Homework Helper: A good idea?
If you’ve read “Like a Monitor More Than a Tutor” from this past Sunday’s New York Times, you might have an inkling about my trepidation. The article covers a rarified world- New York City- where families can afford to hire what I term “scheduling coaches” who tutor but also help students set routines and manage their time.
These homework helpers are adults hired to provide, structure to a student’s time and work. While we can get ourselves all up in arms that parents should be filling this role, the professional and economic realities can make supervising a child’s homework and time management difficult.
The blunt truth is, too, that this kind of service for hire is the domain of the wealthy.
“…As schools have piled on expectations and as career paths have sucked in both mothers and fathers, this niche industry is catering to ‘students who are capable of doing the work’ but ‘need someone there who can just be there with them to consistently do the work in a regular manner,’ said Mike Wallach, who along with Ms. Kraglievich runs the service Central Park Tutors.
But it has also led some educators to question whether this trend might simply be a subcontracted form of ‘helicopter parenting,’ depriving children of the self-reliance they will need later in life.
‘I think it really came about as a result of very, very busy parents who needed some additional care given for their children after school and saw the opportunity to meld that with some academic support,’ said Robert Lauder, the principal of Friends Seminary, a Manhattan private school. But, he said, ‘with any kind of support, there is the possibility of it becoming a crutch.’
One of those very busy parents is Benji’s mother, Debra Sternberg, who has four boys ages 7 to 15 and, like her husband, Marvin, works full time. She says the service is a lifesaver, preserving tranquillity in the short hours that she and Benji have together after work and before bedtime…”(NYT)

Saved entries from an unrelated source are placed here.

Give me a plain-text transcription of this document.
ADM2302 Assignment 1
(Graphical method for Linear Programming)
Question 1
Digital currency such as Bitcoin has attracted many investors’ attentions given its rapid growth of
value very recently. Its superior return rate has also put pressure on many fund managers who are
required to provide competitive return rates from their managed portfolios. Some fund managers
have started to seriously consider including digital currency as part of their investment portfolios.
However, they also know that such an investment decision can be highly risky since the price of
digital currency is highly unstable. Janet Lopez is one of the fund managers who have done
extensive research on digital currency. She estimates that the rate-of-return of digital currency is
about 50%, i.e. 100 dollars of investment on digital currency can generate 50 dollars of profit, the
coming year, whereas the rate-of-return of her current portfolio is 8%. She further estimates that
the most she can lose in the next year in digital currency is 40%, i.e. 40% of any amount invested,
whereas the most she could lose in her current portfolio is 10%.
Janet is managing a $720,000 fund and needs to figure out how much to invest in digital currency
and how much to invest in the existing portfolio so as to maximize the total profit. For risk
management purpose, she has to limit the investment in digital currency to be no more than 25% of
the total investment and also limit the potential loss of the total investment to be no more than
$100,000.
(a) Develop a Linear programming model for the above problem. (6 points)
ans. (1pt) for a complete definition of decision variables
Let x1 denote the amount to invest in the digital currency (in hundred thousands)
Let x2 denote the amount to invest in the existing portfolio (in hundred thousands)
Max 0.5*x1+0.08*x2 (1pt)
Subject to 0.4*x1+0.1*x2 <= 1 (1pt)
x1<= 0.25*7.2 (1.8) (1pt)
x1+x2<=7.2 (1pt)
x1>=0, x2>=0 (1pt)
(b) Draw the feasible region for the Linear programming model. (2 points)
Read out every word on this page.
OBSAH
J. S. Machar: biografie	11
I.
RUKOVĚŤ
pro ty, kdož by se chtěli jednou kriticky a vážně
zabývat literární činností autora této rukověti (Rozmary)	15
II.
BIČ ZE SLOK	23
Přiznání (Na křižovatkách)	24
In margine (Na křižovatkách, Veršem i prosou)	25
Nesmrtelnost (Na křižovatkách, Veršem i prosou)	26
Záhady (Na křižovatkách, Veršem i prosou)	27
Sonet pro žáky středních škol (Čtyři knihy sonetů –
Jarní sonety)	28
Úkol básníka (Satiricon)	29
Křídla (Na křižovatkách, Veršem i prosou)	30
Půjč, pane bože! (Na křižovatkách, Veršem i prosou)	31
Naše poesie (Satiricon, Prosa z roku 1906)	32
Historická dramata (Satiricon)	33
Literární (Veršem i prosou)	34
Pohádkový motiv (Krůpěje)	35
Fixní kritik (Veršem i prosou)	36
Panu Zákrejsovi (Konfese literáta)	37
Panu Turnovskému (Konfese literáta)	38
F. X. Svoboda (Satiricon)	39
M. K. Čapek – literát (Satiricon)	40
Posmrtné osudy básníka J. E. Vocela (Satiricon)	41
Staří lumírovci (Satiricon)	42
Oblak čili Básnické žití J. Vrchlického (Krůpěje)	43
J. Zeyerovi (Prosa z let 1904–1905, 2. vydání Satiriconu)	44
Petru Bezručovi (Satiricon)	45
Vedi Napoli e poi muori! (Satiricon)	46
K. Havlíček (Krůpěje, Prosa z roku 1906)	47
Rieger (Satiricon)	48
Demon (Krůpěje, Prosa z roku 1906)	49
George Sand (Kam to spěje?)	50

My .02- this is exactly what boarding schools do so well. Boarding schools provide a structure, framework, and set of experiences through which students live, manage their lives, work and grow- independently.
Successful boarding school students internalize their experiences and lessons graduating with an ability to manage their lives and the expectations of employers and schools. A gut feeling tells me that these kinds of lessons are more effectively taught and learned in a school setting. I base this notion on nothing more than personal experience. But, as with so many other activities, if you can afford to privatize it, you believe it provides an advantage.